The latest blow was paltry snowfall during March in the Rocky Mountains, pushing down runoff projections for the Colorado River this year to 55 percent of average. Snowmelt is the lifeblood of the river, which provides municipal water from Denver to Los Angeles and irrigates millions of acres of farmland. The period since 1999 is now officially the driest in the 98 years of recorded history of the Colorado River, according to the United States Geological Survey.
"March was a huge wake-up call as to the need to move at an accelerated pace," said Mr. Raley, assistant secretary of the interior for water and science.
Losing Water at Lake Powell
Some of the biggest water worries are focused here on Lake Powell, the vast blue diamond of deep water that government engineers created in one of the driest and most remote areas of the country beginning in the 1950's. From its inception, Lake Powell, the nation's second-largest artificial lake, after Lake Mead in Nevada, was a powerful symbol across the West. Some saw it as a statement of human will and know-how, others of arrogance.
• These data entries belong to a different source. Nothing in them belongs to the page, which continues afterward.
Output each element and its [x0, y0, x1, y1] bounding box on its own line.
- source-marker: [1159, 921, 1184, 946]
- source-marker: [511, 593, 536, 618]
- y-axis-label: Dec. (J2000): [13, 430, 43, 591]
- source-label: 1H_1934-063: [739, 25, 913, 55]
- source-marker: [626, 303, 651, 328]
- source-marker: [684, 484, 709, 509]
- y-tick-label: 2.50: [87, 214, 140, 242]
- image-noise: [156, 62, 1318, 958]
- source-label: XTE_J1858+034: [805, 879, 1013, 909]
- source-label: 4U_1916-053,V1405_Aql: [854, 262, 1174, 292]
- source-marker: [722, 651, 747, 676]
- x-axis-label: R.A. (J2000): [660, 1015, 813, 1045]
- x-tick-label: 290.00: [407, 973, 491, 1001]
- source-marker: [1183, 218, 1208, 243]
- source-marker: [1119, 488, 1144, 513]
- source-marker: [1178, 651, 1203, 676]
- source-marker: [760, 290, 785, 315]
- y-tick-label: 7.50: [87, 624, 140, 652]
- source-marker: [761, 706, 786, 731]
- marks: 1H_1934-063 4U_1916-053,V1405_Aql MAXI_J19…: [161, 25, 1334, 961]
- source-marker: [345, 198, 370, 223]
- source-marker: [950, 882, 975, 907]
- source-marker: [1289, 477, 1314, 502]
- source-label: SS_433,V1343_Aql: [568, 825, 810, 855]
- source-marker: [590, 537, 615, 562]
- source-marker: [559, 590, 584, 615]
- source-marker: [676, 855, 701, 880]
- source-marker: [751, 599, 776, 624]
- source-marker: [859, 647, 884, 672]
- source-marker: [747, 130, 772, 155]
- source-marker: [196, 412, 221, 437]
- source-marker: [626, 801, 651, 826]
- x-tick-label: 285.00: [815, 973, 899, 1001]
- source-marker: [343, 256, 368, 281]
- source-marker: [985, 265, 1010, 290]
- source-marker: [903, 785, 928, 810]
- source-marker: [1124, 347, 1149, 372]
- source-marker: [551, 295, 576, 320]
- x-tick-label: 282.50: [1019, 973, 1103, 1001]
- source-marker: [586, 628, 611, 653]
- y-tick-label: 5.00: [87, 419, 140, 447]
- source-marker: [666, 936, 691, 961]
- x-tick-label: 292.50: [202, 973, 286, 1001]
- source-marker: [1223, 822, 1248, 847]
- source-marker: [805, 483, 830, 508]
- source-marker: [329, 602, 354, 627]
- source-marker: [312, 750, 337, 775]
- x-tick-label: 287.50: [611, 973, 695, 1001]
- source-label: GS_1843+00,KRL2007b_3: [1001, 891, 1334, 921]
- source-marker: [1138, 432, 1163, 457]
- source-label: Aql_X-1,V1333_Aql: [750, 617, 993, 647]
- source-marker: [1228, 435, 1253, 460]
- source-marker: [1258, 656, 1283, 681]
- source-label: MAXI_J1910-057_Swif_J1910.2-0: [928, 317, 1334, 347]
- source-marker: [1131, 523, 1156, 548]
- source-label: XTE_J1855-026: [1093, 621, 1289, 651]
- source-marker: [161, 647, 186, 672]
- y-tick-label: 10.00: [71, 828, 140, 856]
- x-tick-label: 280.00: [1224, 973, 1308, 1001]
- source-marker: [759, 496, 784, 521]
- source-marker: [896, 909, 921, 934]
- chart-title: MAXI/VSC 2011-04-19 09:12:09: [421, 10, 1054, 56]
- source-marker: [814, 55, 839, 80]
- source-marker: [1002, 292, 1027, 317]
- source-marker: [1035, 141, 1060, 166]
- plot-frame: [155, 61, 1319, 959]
Powell, part of the Glen Canyon National Recreation Area, has lost nearly 60 percent of its water and is now about the size it was during the Watergate hearings in 1973, when it was still filling up. White cliffs 10 stories high, bleached by salts from the lake and stranded above the water, line its side canyons. Elsewhere, retreating waters have exposed mountains of sediment.
The tourist economy here in Page has been battered. The National Park Service, which operates the recreation area, has spent millions of dollars in recent years just to lay concrete for boat-launch ramps that must be extended every year, a process that one marina operator here called "chasing water."
Daniel C. McCool, a professor of political science at the University of Utah and director of the American West Center, says Powell is the barometer of the drought because what has happened here is as much about politics, economics and the interlocking system of rules and rights called the law of the river as it is about meteorology.
Part of the lake's problem, for example, dates to a miscalculation in 1922, when hydrologists overestimated the average flow of the Colorado River and locked the number into a multistate agreement called the Colorado River Compact. The compact, along with a subsequent treaty with Mexico, requires Lake Powell to release 8.23 million acre-feet of water each year below the river's dam, Glen Canyon, no matter how much comes in.
Because the river's real average flow was less than the 1922 compact envisioned, Powell very often released more than half of the water the Colorado River delivered. But it did not really matter because the upper basin states were not using their share. Now, communities from Denver to Salt Lake City and Indian tribes with old water rights in their portfolios are stepping forward to stake their claims. Lake Powell, which has been called the aquatic piggy bank of the upper West, is overdrawn.
If water levels continue to fall, Powell will be unable to generate electricity as early as 2007 or sooner, some hydrologists say. And it would be reduced more or less to the old riverbed channel of the Colorado River not long after that. Even now, the lake's managers say, it would take a decade of historically normal rainfall to refill it.
"If we're only in the middle of this drought, then Lake Powell might be very close to some very dramatic problems," said Dr. John C. Dohrenwend, a retired geologist for the Geological Survey who lives near the lake.
Insufficient water for the Glen Canyon Dam turbines would be only the beginning. At that point, much of the lake bottom would be exposed, creating a vast environment for noxious weeds like tamarisk and thistle. The next step in the spiral would come at what is called "dead pool," where decades' worth of agricultural chemicals at the lake bottom would begin mixing more actively with the reactivated river. The question then, environmentalists say, is what would happen to the Grand Canyon, just south of the dam.